Liverpool Sound and Vision Rating * * * *
Cast: Bryan Cranston, Aaron Taylor-Johnson, Elizabeth Olsen, CJ Adams, Ken Watanabe, Carson Bolde, Sally Hawkins, Juliette Binoche, David Strathairn, Richard T. Jones, Victor Rasuk, Patrick Sabongui, Jared Keeso, Luc Roderique, James Pizzinato, Catherine Lough Hagguist, Eric Keenleyside, Primo Allon, Ken Yamamura, Hiro Kanagawa, Yuki Morita.
Every generation gets the Godzilla they deserve. The 1990’s debacle starring Matthew Broderick thankfully can now be put to bed as the nightmare it was and audiences in the second decade of the 21st Century can breathe easy knowing they at least have got a monster so cool that it practically makes all other versions somehow seem vastly inferior.
Godzilla, the king of monsters, the nightmare that comes from beneath the waves and whom has deserved such a film for the best part of 50 years is the star, the creation that reminds audiences of the deeper message that what we as the planets custodians wreck upon the Earth, nature will surely come back with something to level the playing field and if it’s 300 feet high and in an uglier mood than a Boxer who has taken one too many wallops round the head and who finds himself trading punches in a fairground for 20 pounds a fight then so be it.
The 50’s concept was one that should be commended and yes the early Japanese films were astonishingly good for their time and having touched upon a nerve of a country that had endured two atomic bomb attacks on its soil, the films were perfect for how they kept the public’s mind on what humans were capable of creating, the ugly side of the mirror reflecting humanity’s darkness. Since then though the beast has not fared well, he has fared less well than an American Frat Pack film being given unlimited release in a country that finds the alleged comedy intolerable.

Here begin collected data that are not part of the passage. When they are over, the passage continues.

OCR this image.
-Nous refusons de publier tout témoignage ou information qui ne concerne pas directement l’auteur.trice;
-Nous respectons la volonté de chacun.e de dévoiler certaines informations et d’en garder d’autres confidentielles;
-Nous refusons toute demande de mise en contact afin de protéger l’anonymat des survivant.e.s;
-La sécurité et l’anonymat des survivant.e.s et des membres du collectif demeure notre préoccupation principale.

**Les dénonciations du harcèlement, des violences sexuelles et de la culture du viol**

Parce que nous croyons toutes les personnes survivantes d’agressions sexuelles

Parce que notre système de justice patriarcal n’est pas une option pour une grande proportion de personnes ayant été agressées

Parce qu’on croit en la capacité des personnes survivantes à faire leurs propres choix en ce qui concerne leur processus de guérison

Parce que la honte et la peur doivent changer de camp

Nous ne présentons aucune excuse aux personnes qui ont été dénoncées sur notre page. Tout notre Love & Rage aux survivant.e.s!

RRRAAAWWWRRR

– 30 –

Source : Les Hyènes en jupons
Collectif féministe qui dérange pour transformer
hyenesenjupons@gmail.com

What the film makers did well straight from the start was acknowledge the past, humanity’s almost lunatic pre-occupation with the nuclear bomb and turn it on its head by having the despairing tests near the Bikini Atoll become a show of strength in which to blow the unknown monster to bits. It is clever thinking and gives the film that slightly sinister feel in which will become evident as the minutes progress.
A film that takes an hour to introduce fully its major star could be seen as failing in its duty to thrill the audience. A film in which kills off two of the biggest stars in it early on could be accused of portraying disaster films in a bad light but it works and if it works then you cannot ask for anything else. With Bryan Cranston, the likeable Aaron Taylor-Johnson and Ken Watanabe giving very credible performances, it immediately has so much more going for it than the film that can now be buried in so much Nuclear waste, it would take a million years for it to be allowed to surface.
The stars though were the people behind making Godzilla and the Mutos such great adversaries. The fight scenes in which saw these towering monsters battle it out around the San Francisco Bay area was something to behold and whilst there have been more disturbing monsters over the years in which to gape at, the Alien for example or the monster in Cloverfield, there is something captivating about seeing a giant monster treat humanity with such disdain, even when it is doing them a favour by killing the species that will desecrate them. So much disdain that it compares us to the lowest of the low, the ants on the floor scurrying around, the cockroaches who have spawned this evil with their drive to Nuclear sustainability. There is a true conscious behind the eyes for which the makers should be congratulated for capturing, for showing the difference between the Supreme Being and the insects that dash towards their own oblivion and over all making a film to which pays the highest honour to the original notion, by making a Godzilla film which really claws at the mammoth potential on offer.